Nanoporous Materials for Hydrogen Storage in Aviation

Decarbonising aviation is a pivotal challenge in achieving a fossil-free economy. While liquid hydrogen (LH₂) is a promising candidate for long-haul flights, its cryogenic storage requirements present significant technical and operational barriers. Nanoporous carbons offer an innovative approach to enhance hydrogen storage efficiency by achieving high volumetric densities through physisorption. This mechanism can potentially reduce fuel losses, improve system integration, and overcome some of the constraints associated with conventional LH₂ storage. However, the certification of novel storage technologies remains a major bottleneck, necessitating comprehensive material characterisation, predictive modelling, and regulatory engagement. A coordinated approach across research, industry, and policy is imperative to accelerate and enable hydrogen-powered aviation to contribute meaningfully to global net-zero targets.

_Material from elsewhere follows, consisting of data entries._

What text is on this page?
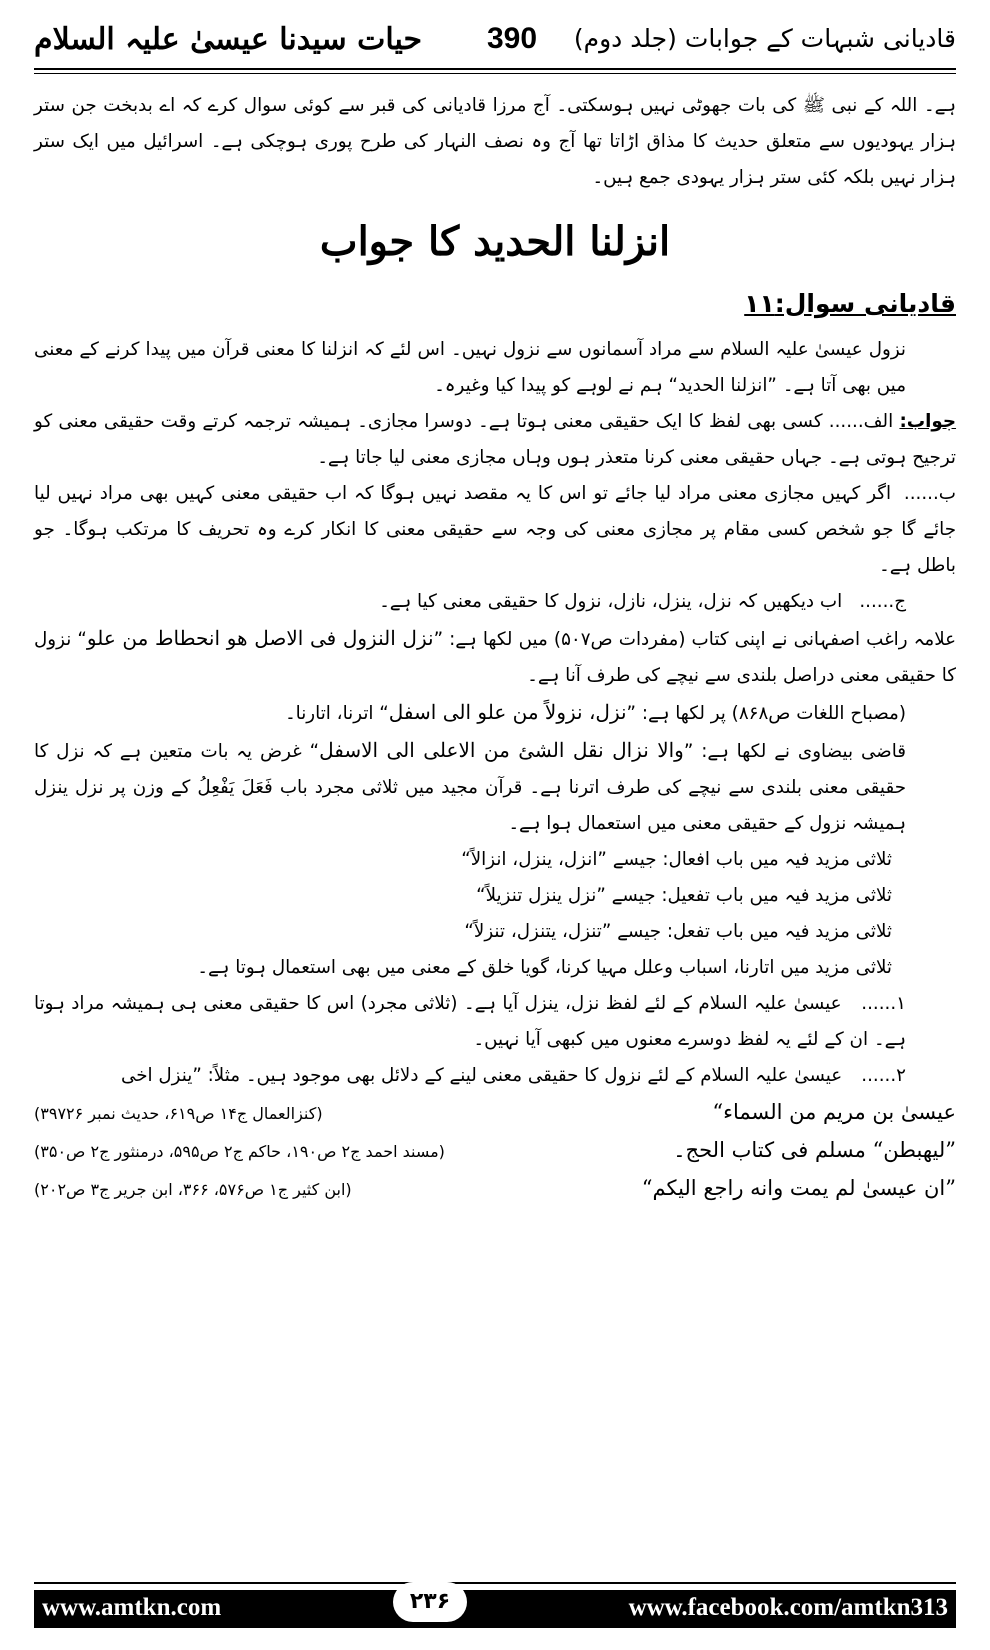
حیات سیدنا عیسیٰ علیہ السلام 390 قادیانی شبہات کے جوابات (جلد دوم)

ہے۔ اللہ کے نبی ﷺ کی بات جھوٹی نہیں ہوسکتی۔ آج مرزا قادیانی کی قبر سے کوئی سوال کرے کہ اے بدبخت جن ستر ہزار یہودیوں سے متعلق حدیث کا مذاق اڑاتا تھا آج وہ نصف النہار کی طرح پوری ہوچکی ہے۔ اسرائیل میں ایک ستر ہزار نہیں بلکہ کئی ستر ہزار یہودی جمع ہیں۔

انزلنا الحدید کا جواب
قادیانی سوال:۱۱

نزول عیسیٰ علیہ السلام سے مراد آسمانوں سے نزول نہیں۔ اس لئے کہ انزلنا کا معنی قرآن میں پیدا کرنے کے معنی میں بھی آتا ہے۔ ”انزلنا الحدید“ ہم نے لوہے کو پیدا کیا وغیرہ۔

جواب: الف...... کسی بھی لفظ کا ایک حقیقی معنی ہوتا ہے۔ دوسرا مجازی۔ ہمیشہ ترجمہ کرتے وقت حقیقی معنی کو ترجیح ہوتی ہے۔ جہاں حقیقی معنی کرنا متعذر ہوں وہاں مجازی معنی لیا جاتا ہے۔

ب...... اگر کہیں مجازی معنی مراد لیا جائے تو اس کا یہ مقصد نہیں ہوگا کہ اب حقیقی معنی کہیں بھی مراد نہیں لیا جائے گا جو شخص کسی مقام پر مجازی معنی کی وجہ سے حقیقی معنی کا انکار کرے وہ تحریف کا مرتکب ہوگا۔ جو باطل ہے۔

ج...... اب دیکھیں کہ نزل، ینزل، نازل، نزول کا حقیقی معنی کیا ہے۔

علامہ راغب اصفہانی نے اپنی کتاب (مفردات ص۵۰۷) میں لکھا ہے: ”نزل النزول فی الاصل هو انحطاط من علو“ نزول کا حقیقی معنی دراصل بلندی سے نیچے کی طرف آنا ہے۔

(مصباح اللغات ص۸۶۸) پر لکھا ہے: ”نزل، نزولاً من علو الی اسفل“ اترنا، اتارنا۔

قاضی بیضاوی نے لکھا ہے: ”والا نزال نقل الشئ من الاعلی الی الاسفل“ غرض یہ بات متعین ہے کہ نزل کا حقیقی معنی بلندی سے نیچے کی طرف اترنا ہے۔ قرآن مجید میں ثلاثی مجرد باب فَعَلَ یَفْعِلُ کے وزن پر نزل ینزل ہمیشہ نزول کے حقیقی معنی میں استعمال ہوا ہے۔

ثلاثی مزید فیہ میں باب افعال: جیسے ”انزل، ینزل، انزالاً“

ثلاثی مزید فیہ میں باب تفعیل: جیسے ”نزل ینزل تنزیلاً“

ثلاثی مزید فیہ میں باب تفعل: جیسے ”تنزل، یتنزل، تنزلاً“

ثلاثی مزید میں اتارنا، اسباب وعلل مہیا کرنا، گویا خلق کے معنی میں بھی استعمال ہوتا ہے۔

۱...... عیسیٰ علیہ السلام کے لئے لفظ نزل، ینزل آیا ہے۔ (ثلاثی مجرد) اس کا حقیقی معنی ہی ہمیشہ مراد ہوتا ہے۔ ان کے لئے یہ لفظ دوسرے معنوں میں کبھی آیا نہیں۔

۲...... عیسیٰ علیہ السلام کے لئے نزول کا حقیقی معنی لینے کے دلائل بھی موجود ہیں۔ مثلاً: ”ینزل اخی

عیسیٰ بن مریم من السماء“
(کنزالعمال ج۱۴ ص۶۱۹، حدیث نمبر ۳۹۷۲۶)
”لیهبطن“ مسلم فی کتاب الحج۔
(مسند احمد ج۲ ص۱۹۰، حاکم ج۲ ص۵۹۵، درمنثور ج۲ ص۳۵۰)
”ان عیسیٰ لم یمت وانه راجع الیکم“
(ابن کثیر ج۱ ص۵۷۶، ۳۶۶، ابن جریر ج۳ ص۲۰۲)
www.amtkn.com	۲۳۶	www.facebook.com/amtkn313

Our research investigates the potential of high-surface-area activated carbons, specifically MSC-30, and their hydrogen storage capabilities. High-pressure adsorption models, validated by experimental studies, demonstrate that these materials can achieve hydrogen densities exceeding 100 kg/m³ at moderate pressures, thus competing with or exceeding the performance of conventional LH2 or compressed gas systems. We also explore the use of PIM-1, a nanoporous polymer, as a structural binder in sorbent composites, facilitating the fabrication of monoliths, beads, and films with optimised mechanical integrity and processing flexibility. Beyond material performance, we assess the broader integration of nanoporous carbon materials in aircraft fuel storage, considering key factors such as adsorption-desorption kinetics, thermal stability, and safety. This research lays the foundation for the safe and efficient deployment of hydrogen storage technologies in aviation, supporting the transition to sustainable, hydrogen-powered flight.